Bazı kayıplar gürültüsüz yaşanır; kimlik kaybı gibi. Ses çıkarmaz, iz bırakmaz; usulca sızar.
Bugün, başkalarının yazdığı hikâyelerde figüranlık etmeye gönüllü olanlar için hazır kullanım kılavuzları üretiliyor.
Ve ne yazık ki talep, arzı utandırıyor...
Bakan Yusuf Tekin'in, "toplumsal cinsiyet eşitliği" adı altında LGBT dayatmasına karşı net bir tavır ortaya koyması; eğitim politikasından ziyade, aile yapısına ve kültürel varoluşumuza yönelik bir müdahaleye karşı esaslı bir duruştur.

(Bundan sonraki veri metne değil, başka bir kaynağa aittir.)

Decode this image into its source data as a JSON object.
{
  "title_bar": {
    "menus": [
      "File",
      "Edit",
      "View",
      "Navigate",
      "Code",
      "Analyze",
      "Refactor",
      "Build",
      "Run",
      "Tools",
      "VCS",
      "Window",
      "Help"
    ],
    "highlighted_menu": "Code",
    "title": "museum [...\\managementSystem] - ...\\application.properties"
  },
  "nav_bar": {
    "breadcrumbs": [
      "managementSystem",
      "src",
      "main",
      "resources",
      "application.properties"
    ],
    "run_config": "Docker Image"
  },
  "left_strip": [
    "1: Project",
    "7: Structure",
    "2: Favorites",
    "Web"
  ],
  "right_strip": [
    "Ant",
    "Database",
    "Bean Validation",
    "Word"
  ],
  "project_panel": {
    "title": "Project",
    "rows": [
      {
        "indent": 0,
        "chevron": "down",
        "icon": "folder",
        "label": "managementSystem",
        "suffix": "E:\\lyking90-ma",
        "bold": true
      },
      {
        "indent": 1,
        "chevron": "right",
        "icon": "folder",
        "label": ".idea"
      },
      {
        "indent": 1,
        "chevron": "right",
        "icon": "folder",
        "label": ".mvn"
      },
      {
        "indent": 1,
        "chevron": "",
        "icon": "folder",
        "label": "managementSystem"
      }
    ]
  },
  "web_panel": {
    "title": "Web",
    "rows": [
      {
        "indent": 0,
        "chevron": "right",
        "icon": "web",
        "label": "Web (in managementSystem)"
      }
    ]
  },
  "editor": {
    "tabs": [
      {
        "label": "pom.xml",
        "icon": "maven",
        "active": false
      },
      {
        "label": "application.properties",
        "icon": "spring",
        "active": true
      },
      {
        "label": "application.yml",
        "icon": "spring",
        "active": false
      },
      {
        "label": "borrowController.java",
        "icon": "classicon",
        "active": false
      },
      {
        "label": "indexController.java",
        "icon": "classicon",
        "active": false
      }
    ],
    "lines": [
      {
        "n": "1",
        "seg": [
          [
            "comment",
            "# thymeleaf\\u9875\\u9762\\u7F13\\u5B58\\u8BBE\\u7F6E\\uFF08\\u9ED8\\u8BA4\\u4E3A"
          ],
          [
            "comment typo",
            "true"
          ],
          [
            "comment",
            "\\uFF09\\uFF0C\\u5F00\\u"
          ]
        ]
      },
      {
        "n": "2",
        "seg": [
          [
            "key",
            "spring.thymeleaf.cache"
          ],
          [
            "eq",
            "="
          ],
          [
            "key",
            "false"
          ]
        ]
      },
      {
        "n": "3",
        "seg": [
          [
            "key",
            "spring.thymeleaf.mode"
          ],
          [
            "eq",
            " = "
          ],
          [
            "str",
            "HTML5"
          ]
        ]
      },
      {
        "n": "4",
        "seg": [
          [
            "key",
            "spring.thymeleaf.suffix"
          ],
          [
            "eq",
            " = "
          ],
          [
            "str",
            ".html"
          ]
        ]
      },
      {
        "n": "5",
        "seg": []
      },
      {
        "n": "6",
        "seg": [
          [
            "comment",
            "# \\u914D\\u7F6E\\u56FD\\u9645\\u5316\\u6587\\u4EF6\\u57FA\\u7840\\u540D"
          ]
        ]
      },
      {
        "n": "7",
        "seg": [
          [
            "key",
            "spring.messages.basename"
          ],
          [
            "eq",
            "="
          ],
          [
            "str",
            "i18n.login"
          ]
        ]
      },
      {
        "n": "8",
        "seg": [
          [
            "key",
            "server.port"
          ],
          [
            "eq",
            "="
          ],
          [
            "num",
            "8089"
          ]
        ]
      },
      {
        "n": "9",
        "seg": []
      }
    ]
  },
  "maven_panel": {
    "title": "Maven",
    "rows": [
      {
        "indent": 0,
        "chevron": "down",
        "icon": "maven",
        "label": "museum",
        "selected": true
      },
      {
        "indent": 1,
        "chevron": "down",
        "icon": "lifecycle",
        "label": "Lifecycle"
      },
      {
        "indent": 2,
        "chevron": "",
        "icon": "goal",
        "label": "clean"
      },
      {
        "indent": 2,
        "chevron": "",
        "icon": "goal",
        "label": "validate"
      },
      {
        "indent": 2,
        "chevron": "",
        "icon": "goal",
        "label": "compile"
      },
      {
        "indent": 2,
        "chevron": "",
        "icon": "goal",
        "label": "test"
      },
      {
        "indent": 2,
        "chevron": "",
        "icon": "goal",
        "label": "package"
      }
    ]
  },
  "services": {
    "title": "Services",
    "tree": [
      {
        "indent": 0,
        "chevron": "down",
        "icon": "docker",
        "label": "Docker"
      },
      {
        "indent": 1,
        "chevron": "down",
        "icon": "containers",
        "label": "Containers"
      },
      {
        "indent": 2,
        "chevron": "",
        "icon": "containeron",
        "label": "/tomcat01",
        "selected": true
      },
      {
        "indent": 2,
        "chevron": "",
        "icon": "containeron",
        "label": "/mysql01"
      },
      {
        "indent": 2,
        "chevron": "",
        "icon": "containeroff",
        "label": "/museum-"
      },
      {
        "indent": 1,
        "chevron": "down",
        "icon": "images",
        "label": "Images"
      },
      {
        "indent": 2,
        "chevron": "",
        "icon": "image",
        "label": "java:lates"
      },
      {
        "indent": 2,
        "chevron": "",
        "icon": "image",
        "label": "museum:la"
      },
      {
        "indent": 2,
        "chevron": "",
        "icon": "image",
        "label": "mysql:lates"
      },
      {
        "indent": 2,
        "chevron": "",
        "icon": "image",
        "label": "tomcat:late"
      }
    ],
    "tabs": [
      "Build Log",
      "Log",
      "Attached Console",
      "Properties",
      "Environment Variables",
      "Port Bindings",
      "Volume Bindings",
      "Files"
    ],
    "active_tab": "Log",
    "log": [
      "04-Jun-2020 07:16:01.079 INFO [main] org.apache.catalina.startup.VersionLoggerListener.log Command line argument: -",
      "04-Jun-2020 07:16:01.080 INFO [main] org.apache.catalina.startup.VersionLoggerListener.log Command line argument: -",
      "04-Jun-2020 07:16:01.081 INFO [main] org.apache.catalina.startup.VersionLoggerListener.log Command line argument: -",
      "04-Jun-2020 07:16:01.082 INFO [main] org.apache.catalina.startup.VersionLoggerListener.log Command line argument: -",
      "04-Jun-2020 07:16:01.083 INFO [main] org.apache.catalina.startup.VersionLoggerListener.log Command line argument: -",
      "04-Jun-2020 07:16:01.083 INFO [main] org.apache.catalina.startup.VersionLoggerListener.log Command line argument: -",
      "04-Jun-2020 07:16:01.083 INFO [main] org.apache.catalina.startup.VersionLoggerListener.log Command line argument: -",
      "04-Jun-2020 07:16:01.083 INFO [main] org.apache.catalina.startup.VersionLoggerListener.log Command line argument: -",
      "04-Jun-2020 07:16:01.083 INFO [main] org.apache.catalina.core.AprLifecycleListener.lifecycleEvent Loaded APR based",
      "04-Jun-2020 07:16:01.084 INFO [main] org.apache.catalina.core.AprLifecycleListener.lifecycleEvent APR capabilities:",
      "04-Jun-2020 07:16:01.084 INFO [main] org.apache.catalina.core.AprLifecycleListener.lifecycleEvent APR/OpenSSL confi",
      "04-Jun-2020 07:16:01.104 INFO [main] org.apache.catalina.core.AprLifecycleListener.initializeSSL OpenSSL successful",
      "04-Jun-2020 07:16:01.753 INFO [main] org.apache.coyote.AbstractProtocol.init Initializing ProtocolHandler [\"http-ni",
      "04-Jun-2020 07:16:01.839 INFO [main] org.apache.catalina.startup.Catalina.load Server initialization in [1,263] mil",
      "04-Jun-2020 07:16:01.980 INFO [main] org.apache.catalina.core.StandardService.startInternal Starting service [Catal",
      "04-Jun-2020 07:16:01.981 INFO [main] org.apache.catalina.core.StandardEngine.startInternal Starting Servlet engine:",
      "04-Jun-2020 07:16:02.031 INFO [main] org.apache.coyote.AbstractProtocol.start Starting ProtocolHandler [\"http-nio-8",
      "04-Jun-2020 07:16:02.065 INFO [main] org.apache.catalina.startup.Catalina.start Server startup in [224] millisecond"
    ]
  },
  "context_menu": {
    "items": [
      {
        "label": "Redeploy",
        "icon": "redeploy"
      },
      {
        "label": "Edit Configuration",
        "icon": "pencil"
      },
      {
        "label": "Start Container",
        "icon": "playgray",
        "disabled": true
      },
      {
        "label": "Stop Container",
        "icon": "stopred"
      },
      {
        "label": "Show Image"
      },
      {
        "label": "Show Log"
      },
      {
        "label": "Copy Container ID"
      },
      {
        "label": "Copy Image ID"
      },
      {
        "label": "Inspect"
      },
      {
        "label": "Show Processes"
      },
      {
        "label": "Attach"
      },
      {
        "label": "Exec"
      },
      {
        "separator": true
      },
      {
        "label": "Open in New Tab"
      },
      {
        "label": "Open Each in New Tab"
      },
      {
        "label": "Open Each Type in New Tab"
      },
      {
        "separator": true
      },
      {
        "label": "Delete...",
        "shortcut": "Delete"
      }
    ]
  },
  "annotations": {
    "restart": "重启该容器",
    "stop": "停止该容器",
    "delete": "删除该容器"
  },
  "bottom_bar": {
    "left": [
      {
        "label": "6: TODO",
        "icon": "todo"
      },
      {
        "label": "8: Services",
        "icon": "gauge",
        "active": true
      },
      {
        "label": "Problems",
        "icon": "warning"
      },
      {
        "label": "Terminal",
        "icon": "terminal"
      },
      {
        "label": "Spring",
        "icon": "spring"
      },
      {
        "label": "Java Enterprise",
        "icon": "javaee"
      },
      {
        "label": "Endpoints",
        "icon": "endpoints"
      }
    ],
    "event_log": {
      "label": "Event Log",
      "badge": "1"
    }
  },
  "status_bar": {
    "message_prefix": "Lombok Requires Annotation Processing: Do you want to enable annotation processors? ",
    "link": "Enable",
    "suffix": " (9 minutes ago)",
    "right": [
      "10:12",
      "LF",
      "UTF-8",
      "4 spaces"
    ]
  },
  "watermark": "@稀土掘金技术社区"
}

Eğitim Enternasyonali (EI) gibi kuruluşlar vasıtasıyla, David Edwards gibi batılı misyoner temsilciler, Türkiye'nin eğitim politikalarına doğrudan müdahale etmeye, sapkın sistemlerini evrenselmiş gibi dayatmaya çalışıyor!
Bugün David Edwards gibi gâvurlar, bir eğitim modeli sunmuyor; içimizdeki müfsitler yordamıyla sapkınlık tasavvurunu dayatıyor.
Bu tasavvurun temelinde insanı cinsiyetsizleştirmek, aile yapısını yıkmak ve kültürel sürekliliği baltalamak yatıyor.
Bu da özne olmayı vaat ederken, kimliksiz bir kitle üretir. Yani, kimlik ithalatıyla; ruhu biçimlendirip özgürlük retoriğiyle özne ticareti!
"Toplumsal cinsiyet eşitliği" söylemiyle yürütülen bu saldırılar, insanı yaratılış hakikatinden, toplumu ise köklerinden koparmayı hedefliyor.
Türkiye'nin bu dayatmaya karşı gösterdiği tavır, bir reaksiyon değil; kadim bir hafızanın tabii refleksidir.
Çünkü biz, sadece bir coğrafyanın değil; bir ilim, irfan ve adalet medeniyetinin mirasçılarıyız.
Millet olarak bilgi birikimimiz, tarihsel derinliğimiz ve kültürel zenginliğimiz, batının son iki yüz yılda inşa etmeye çalıştığı kırılgan sistemlerle kıyaslanamayacak kadar köklüdür.
Orta Çağ karanlığına gömülmüş batı toplumlarının aksine, bizim dünyamız o dönemde dünyanın dört bir yanına ışık saçıyordu.
Bağdat'ta Beytülhikme'de, Kurtuba'da ilim merkezlerinde, Kahire'de medreselerde, Semerkant'ta rasathanelerde...
İnsanı, akıl ve kalbin mükemmel bileşimi olarak gören bir eğitim anlayışının çocuklarıyız.
İbn Sina'nın, Farabi'nin, Gazali'nin, İbn Haldun'un ve daha nicelerinin oluşturduğu bir ilim geleneğinden geliyoruz.
Bize bugün batıdan eğitim devşirmeyi salık verenler, kendi müktesebatımızı unutturmak istiyorlar.
Oysa biz biliyoruz ki, ruhun insicamı bozulduğunda bilgi yozlaşır; eğitim kimliksizleşir, toplumlar köleleşir. Kemal Karpat'ın, "Toplumlar kendi kültürel kodlarından uzaklaştıklarında, başka güçlerin hikâyesinin parçası olurlar." hatırlatması misali.
Bu yüzden mesele sadece bir eğitim müfredatının tartışılması değildir.
Mesele, insanı Allah'ın yarattığı hâliyle mi kabul edeceğiz, yoksa ideolojik laboratuvarlarda tasarlanmış kimliksizlik projelerine mi teslim edeceğiz, bunun kararıdır.